Tout comme beaucoup de Françaises et de Français je me sens personnellement touché par ces monstrueux assassinats, œuvres d’un individu, totalement désocialisé et sans doute irrécupérable pour la société, qui avait perdu tous ses repères, obnubilé qu’il était par la haine introduite et entretenue dans son for intérieur par des individus pétris d’une indicible haine à l’adresse de leur prochain et de la société française, notamment.

Cet assassin présumé a perdu la vie dans son action insensée à l’encontre de ce que représentaient ces deux fonctionnaires de police : l’ordre et la civilisation.

Mes pensées les plus émues s’en vont au commandant de police Jean-Baptiste Salvaing ainsi qu’à Jessica Schneider, sa compagne, tous deux odieusement assassinés hier mais elles s’en vont également à leurs familles respectives, au corps de la police nationale ainsi qu’à leur petit garçon de 3 ans qui a perdu ce qu’il avait de plus cher et de plus précieux : ses parents.

Compte-tenu des circonstances ce petit garçon va être prochainement adopté en qualité de Pupille de la Nation, ce qui est bien pour son avenir.

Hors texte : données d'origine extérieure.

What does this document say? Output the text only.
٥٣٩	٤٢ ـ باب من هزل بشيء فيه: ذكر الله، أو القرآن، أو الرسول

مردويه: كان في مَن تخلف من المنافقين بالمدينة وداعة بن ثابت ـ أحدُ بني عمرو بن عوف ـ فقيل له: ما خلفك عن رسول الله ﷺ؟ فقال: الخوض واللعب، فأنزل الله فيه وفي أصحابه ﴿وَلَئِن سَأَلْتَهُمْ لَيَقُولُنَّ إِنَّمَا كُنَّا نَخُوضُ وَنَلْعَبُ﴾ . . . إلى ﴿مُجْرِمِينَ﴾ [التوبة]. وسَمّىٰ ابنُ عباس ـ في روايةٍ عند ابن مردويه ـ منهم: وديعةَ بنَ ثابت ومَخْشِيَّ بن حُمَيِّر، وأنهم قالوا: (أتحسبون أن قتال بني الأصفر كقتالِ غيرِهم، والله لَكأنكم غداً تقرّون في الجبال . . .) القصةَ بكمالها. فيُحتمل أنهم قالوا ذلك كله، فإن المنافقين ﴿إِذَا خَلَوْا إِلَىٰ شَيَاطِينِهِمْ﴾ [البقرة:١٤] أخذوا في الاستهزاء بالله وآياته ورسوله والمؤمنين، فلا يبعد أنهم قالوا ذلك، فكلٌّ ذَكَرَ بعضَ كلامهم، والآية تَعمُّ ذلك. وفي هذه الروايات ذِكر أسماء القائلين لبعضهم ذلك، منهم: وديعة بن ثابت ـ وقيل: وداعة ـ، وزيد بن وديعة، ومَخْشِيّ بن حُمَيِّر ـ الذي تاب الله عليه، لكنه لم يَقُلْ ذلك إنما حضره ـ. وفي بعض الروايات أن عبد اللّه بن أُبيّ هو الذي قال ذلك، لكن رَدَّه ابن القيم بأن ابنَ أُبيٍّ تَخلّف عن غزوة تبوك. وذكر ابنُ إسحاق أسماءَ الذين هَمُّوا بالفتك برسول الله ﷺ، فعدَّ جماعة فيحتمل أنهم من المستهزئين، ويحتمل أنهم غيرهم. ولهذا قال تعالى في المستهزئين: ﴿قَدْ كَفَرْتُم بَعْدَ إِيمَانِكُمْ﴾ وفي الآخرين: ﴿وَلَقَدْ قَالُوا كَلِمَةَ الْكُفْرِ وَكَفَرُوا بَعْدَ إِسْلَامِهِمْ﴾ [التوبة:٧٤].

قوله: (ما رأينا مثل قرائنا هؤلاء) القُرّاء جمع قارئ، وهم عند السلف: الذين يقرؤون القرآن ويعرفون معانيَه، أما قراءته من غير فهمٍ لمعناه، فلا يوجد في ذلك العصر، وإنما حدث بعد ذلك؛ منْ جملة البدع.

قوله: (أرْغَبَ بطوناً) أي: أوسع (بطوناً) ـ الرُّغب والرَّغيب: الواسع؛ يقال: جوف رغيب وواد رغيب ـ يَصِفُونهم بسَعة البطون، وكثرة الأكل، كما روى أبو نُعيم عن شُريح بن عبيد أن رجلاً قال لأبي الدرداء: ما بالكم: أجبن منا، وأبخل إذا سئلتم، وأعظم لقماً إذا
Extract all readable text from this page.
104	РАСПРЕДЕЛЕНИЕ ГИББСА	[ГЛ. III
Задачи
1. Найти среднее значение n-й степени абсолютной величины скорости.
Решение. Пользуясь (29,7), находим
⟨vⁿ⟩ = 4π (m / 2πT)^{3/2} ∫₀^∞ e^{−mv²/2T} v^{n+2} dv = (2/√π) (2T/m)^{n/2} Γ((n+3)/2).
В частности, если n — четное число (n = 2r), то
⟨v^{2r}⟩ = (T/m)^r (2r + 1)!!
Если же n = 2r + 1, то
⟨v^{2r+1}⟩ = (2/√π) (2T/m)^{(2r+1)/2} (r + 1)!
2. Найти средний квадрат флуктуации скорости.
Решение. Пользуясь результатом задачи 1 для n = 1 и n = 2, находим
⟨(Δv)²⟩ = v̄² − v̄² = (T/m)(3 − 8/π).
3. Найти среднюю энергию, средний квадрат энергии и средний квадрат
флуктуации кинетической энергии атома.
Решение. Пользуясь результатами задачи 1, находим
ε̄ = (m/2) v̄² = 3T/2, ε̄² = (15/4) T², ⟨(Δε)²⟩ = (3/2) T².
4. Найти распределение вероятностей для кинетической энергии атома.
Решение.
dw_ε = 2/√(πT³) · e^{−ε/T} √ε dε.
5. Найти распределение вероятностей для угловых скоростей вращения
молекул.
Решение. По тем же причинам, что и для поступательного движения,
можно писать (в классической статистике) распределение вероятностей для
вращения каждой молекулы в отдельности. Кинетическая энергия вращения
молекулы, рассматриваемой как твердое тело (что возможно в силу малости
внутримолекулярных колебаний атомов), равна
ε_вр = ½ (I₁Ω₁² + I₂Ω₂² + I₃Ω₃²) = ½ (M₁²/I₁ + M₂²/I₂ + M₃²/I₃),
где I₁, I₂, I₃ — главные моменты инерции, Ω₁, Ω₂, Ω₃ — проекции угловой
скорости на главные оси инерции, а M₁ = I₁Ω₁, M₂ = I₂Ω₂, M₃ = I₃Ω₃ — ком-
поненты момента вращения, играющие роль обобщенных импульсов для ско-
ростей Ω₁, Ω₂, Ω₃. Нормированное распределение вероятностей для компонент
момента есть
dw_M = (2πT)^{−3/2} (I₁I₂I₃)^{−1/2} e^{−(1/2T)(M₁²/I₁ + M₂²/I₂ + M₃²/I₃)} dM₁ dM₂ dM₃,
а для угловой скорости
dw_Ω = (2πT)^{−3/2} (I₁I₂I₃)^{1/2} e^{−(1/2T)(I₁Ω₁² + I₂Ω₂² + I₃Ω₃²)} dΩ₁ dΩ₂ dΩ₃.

D’autre part notre Assemblée Nationale a observé, aujourd’hui, une minute de silence en hommage à ces deux fonctionnaires de police, ce qui est bien la moindre des choses…

Certaines voix se sont élevées, également, pour demander que les fonctionnaires de police puissent conserver leur arme de service en toutes circonstances, leur permettant ainsi de pouvoir intervenir le cas échéant, ce qui est très logique, somme toute.

Un registre de condoléances a été ouvert par la Police Nationale pour permettre à celles et ceux qui le souhaitent d’exprimer leurs condoléances pour ces deux fonctionnaires tragiquement disparus hier.

A ce propos je tiens à présenter mes condoléances les plus sincères aux familles de ces deux policiers, à leur fils mais aussi au corps de la police tout entier, durement touché, une fois de plus, par la perte irremplaçable de leurs deux collègues.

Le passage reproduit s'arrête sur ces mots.